A big part of the problem is that in the purely mental realm of ideas, and the immaterial realm of the internet, it feels as though no limits apply. You get to pretend you’re a god. There’s always another initiative you could launch, another piece of preparatory research you could do, another message you could send or reply to. Plus you never quite have to confront the question of whether there’s enough time for all you plan to accomplish – because in a purely immaterial world, you can always squeeze more in.

 

But it’s a fantasy: since you won’t ever accomplish anything except in collaboration with the realm of the physical and limited, you feel a growing sense of dissonance, of having less purchase on life, and you lose the sense of having some effect on reality that’s central to wellbeing. 

Confronting your limitations

 

Defining your work in terms of physical actions and outcomes slices through all that, because it forces a confrontation with limitation.
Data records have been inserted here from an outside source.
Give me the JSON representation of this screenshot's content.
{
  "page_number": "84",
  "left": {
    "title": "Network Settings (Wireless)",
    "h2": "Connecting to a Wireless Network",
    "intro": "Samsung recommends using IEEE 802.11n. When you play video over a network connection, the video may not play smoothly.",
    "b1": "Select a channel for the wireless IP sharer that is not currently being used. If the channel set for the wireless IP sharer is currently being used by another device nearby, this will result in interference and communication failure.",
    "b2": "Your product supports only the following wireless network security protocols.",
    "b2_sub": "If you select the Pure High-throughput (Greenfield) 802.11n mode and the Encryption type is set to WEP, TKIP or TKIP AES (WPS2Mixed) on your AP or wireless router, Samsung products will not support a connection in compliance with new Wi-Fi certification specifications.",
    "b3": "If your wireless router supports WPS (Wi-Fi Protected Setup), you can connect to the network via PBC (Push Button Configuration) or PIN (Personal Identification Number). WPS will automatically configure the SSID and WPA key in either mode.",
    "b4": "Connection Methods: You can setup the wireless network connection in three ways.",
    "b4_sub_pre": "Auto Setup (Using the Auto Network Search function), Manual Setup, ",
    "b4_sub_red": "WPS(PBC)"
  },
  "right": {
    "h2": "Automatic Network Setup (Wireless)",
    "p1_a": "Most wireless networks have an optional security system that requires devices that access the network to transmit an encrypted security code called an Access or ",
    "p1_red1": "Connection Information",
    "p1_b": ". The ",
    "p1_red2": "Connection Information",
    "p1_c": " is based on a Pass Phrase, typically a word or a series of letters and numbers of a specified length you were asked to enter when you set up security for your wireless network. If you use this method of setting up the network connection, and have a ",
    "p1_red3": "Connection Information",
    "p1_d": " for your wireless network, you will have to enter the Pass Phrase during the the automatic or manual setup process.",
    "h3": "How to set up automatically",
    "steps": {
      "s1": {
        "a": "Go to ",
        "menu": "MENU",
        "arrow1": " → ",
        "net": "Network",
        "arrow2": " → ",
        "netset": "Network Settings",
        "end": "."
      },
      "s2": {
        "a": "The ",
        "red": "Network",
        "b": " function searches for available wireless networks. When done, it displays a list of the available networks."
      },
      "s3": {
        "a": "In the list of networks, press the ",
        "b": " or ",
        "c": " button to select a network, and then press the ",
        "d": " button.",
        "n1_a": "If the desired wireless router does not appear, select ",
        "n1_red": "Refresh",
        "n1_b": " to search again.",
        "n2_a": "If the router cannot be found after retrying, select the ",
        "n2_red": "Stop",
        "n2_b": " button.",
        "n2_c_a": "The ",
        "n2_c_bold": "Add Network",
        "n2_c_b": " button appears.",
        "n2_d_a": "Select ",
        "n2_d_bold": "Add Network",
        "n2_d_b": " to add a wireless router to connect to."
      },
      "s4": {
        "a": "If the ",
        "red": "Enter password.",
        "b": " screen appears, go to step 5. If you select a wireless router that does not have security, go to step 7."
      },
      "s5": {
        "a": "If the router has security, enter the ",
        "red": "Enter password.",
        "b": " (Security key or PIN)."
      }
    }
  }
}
When you replace “do some preparatory research” with “create a physical research summary document of up to five pages”, you make things more specific, which never hurts. But you also make them more concrete – a subtly different point, and which leads naturally to performing the work in a more discerning, outcome-focused way.

 

(Even “making decisions”, which can feel like the ultimate non-physical task, can be usefully re-expressed in physical terms, although you might have to risk feeling a bit silly: for example, you might aim to produce a one-page memo to yourself, expressing the decision you’ve made.) 

 

There are vast philosophical dimensions to this topic that I’m avoiding here, partly because I don’t understand them. But in short: less Descartes, please, with his insistence on the mind and body as utterly distinct realms; and more Maurice Merleau-Ponty, the French existentialist who saw that we could never flee the physical for the mental, because “the body is our general means of having a world”. Meaning gets made in the interactions between you, a physical thing, and the finite world in which you find yourself. Start by making sure that your to-do list isn’t full of things it wouldn’t ever be possible to physically, concretely do in the first place.